On his first three journeys to the New World, Columbus plotted a whole series of Caribbean islands. During his fourth journey in 1502, he landed on ‘Terra Firma’ and charted the coastline from Cabo Gracias A Dios in actual Honduras to the Rio Belen in present Panama. Halfway, in what we now know as Costa Rica, he named the region Veragua.
Veragua is most probably a corruption of the answer the admiral got on his request to show him the shortest way to the local goldmines. After all, that was why he was there for.
Although he describes in his despatch to the Catholic Monarchs of Spain the richness of the mines, he only saw them in his fantasy. In the same way, he expected to encounter the Ganges behind every bend in the landscape. This was India, wasn’t it?
I like it to let me inspire by literary descriptions of places and than to go there to see for myself. In his despatches Columbus sketched a vision of a place he called Veragua. By going to Costa Rica and photographing the Caribbean coast from my point of view, I produce in the same way a vision of a place that we can call the Veragua of today.
As a documentary photographer I visit places in the same way a baker bakes his bread. He bakes it because we do not - we buy it from him. So I go somewhere because you do not. I go there to watch the world, to capture the moment and to share it with you. “Look, that is what I have seen!”
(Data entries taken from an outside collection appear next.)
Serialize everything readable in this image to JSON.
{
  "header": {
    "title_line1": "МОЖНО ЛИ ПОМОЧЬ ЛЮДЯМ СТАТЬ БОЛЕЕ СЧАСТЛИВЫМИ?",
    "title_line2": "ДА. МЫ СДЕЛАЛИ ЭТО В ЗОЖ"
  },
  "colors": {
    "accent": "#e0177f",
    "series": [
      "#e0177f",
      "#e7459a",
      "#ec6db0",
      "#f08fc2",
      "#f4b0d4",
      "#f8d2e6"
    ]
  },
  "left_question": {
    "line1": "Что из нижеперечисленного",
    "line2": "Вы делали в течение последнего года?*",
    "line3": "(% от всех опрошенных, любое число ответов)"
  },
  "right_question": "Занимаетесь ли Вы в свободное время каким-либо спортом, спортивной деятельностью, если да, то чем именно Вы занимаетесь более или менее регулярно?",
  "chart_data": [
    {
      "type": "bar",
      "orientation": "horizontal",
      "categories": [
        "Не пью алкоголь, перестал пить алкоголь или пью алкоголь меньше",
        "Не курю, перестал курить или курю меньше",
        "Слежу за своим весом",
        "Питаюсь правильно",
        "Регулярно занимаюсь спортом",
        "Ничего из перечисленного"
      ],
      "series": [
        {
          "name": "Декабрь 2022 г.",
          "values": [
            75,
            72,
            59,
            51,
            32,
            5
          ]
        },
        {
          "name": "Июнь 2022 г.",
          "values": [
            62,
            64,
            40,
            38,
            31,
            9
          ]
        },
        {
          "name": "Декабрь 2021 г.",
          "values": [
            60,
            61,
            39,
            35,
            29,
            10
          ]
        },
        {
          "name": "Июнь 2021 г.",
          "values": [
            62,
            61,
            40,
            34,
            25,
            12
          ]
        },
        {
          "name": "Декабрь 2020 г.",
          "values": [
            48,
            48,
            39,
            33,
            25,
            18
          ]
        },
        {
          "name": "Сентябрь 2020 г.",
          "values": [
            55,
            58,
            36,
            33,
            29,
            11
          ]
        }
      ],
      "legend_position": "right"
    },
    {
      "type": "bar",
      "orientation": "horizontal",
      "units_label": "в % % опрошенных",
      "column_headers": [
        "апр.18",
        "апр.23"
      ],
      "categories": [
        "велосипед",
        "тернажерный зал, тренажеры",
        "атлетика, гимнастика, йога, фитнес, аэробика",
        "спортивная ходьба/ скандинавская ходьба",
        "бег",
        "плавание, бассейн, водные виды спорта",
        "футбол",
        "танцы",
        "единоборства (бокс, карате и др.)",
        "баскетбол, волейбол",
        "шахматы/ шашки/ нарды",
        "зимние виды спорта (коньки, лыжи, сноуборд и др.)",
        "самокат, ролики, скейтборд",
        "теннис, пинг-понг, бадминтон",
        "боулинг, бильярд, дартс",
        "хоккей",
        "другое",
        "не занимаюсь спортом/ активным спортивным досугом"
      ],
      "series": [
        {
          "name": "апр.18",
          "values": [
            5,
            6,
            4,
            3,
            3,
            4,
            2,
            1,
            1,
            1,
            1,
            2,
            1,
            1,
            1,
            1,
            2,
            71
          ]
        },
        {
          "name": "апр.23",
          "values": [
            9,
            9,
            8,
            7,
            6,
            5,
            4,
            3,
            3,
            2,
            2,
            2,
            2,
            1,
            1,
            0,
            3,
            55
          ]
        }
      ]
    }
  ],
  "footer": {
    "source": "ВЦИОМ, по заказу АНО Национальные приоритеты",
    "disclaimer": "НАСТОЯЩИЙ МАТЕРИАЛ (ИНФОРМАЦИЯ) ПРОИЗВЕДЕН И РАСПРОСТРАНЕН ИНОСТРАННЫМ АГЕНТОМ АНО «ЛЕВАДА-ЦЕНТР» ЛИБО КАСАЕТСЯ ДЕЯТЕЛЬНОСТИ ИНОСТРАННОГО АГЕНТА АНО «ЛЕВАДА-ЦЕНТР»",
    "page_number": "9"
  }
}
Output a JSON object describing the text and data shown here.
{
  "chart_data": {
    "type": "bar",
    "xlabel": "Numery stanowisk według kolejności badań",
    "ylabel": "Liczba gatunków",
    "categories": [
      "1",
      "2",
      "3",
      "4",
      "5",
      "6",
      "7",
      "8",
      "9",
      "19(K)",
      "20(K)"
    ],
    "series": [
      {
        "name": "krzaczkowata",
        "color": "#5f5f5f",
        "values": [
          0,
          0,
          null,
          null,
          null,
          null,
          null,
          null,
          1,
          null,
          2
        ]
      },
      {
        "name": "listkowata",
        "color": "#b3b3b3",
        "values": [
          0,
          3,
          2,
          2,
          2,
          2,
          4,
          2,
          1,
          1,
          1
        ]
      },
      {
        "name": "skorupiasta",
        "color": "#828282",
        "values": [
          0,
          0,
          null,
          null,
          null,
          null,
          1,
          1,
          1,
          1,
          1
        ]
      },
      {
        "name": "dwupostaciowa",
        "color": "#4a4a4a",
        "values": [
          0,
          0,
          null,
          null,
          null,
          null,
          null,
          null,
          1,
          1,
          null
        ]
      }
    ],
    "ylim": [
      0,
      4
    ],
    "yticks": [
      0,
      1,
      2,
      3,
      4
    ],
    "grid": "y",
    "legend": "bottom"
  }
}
But there is absolutely no objectivity involved. In my eyes photography is about imagining. I produce no factual documentation, but images. And it is up to the viewer to become a reader of a visual narrative.
I make my photos in the public space and try to avoid to intervene in the situation. My main choices are made in the post-production. Selection and sequencing are for me the most important parts of the proces. The story grows and becomes a train ride through a landscape.